Inflation jumped, with the consumer price index rising 8.6% in May. The Federal Reserve has tried to control high inflation for 40 years through aggressive interest rate hikes. Benchmark interest rates have already been raised three times this year, and more such hikes are in sight.
Usually, rising interest rates do not bode well for most businesses as debt financing becomes more expensive. However, the financial sector, which includes banks, insurance companies and other lenders, benefits from rising interest rates as it helps them increase their interest income. Therefore, most financial companies should benefit from the current interest rate environment.
Additionally, investors are typically on the lookout for under-the-radar stocks that have gone unnoticed despite their strong financial performance. NNI is one such financial stock that could benefit from rising interest rates and its fundamental strength.
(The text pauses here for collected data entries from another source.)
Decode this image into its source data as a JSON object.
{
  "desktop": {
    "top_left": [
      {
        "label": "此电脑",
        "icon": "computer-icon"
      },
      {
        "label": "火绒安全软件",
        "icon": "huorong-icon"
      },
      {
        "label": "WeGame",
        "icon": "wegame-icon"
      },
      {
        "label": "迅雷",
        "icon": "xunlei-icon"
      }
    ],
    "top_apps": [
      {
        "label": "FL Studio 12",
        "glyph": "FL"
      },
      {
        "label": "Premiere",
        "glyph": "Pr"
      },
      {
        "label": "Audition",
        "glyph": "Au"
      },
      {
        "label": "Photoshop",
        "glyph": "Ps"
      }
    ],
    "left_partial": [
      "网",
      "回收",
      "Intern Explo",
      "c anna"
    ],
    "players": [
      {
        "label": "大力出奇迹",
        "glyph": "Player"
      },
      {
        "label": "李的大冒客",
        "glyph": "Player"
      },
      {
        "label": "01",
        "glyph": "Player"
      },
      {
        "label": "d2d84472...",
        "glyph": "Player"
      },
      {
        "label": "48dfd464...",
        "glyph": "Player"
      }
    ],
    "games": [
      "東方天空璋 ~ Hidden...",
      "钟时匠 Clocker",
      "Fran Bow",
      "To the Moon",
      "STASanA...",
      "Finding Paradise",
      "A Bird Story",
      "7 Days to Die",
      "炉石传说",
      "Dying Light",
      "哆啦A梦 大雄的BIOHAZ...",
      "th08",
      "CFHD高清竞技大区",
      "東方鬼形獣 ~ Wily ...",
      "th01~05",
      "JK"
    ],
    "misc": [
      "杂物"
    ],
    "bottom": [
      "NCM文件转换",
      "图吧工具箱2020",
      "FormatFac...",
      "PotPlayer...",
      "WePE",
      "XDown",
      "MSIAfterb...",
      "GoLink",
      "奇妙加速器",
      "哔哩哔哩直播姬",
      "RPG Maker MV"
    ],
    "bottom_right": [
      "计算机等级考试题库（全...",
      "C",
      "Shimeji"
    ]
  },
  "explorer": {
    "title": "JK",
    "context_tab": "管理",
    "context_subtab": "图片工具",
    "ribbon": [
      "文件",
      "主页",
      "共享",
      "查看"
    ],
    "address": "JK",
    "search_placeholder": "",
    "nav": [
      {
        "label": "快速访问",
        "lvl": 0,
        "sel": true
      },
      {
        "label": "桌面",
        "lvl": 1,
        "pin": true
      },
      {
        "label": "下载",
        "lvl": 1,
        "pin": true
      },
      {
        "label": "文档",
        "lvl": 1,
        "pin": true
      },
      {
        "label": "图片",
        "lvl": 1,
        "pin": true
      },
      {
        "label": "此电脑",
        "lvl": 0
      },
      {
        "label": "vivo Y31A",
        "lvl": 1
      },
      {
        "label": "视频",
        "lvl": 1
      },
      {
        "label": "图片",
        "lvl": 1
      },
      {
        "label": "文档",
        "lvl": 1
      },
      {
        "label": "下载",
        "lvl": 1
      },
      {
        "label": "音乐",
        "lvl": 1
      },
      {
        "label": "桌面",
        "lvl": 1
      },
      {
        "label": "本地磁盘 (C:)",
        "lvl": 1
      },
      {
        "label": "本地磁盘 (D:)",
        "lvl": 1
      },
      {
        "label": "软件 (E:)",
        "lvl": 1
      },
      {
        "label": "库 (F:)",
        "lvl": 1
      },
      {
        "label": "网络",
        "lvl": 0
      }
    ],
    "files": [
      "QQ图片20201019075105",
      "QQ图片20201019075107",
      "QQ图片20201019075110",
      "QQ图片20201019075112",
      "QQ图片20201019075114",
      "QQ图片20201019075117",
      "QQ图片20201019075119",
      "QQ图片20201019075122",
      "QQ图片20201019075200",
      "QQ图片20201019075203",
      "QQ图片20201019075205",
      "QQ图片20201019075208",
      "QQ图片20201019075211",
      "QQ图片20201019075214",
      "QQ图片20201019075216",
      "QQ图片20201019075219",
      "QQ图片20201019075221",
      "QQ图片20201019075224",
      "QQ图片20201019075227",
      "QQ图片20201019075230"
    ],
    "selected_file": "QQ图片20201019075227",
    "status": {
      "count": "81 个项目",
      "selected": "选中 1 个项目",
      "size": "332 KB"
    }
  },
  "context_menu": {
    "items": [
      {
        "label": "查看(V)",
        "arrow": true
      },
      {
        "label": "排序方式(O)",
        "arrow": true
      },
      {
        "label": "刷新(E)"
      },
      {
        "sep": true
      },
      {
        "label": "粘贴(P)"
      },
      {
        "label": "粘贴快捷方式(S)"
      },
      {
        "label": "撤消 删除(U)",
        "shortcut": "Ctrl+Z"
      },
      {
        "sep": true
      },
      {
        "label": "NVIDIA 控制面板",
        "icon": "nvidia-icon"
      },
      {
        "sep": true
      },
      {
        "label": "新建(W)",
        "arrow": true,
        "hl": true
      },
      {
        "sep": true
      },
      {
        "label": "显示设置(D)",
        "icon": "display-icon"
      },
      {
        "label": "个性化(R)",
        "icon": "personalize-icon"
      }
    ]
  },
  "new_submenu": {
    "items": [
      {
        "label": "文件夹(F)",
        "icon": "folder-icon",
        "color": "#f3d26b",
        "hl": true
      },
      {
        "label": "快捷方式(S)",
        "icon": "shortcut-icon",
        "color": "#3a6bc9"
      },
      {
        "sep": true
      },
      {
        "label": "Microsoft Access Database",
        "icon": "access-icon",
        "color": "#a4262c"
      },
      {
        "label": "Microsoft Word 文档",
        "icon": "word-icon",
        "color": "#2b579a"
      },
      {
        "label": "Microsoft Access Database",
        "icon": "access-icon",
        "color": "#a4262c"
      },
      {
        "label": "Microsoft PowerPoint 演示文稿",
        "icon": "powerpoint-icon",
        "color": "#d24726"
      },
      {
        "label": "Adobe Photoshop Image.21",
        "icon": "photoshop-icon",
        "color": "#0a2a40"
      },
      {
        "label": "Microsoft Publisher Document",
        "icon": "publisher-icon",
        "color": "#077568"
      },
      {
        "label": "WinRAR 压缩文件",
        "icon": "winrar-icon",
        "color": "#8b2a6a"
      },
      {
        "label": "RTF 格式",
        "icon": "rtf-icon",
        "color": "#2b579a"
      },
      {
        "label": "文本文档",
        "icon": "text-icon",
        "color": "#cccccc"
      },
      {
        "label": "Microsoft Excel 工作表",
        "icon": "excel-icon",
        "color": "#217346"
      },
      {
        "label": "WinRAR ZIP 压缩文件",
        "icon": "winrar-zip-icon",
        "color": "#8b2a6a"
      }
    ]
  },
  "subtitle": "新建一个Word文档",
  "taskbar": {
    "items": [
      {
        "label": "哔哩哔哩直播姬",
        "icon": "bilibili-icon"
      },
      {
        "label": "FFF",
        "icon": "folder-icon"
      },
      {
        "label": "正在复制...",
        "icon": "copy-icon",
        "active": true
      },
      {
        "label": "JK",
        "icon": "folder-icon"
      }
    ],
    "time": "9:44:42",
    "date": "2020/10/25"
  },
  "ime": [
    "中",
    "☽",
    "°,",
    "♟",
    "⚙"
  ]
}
NNI launched Nelnet Bank on November 2, 2020 to provide student loan refinance, private student loans and other consumer loans. Nelnet Bank reported a net profit of $0.70 million for the quarter ended March 31, 2022, compared to a net loss a year earlier. NNI’s Nelnet Bank may benefit from rising interest rates as it could help boost the company’s revenue and profits.
NNI stock has gained 3% in price over the past nine months and 8.6% over the past year to close the last trading session at $82.40.
Here is what could influence NNI’s performance in the coming months:
Strong finances
NNI’s net interest income increased 1.2% sequentially to $77.11 million for the first quarter ended March 31, 2022. The company’s net income increased 51% year on year on the other to reach $186.64 million. Additionally, its EPS came in at $4.91, representing a 53.4% year-over-year increase. Additionally, its cash, cash equivalents and investments grew 62.2% year-over-year to $1.81 billion.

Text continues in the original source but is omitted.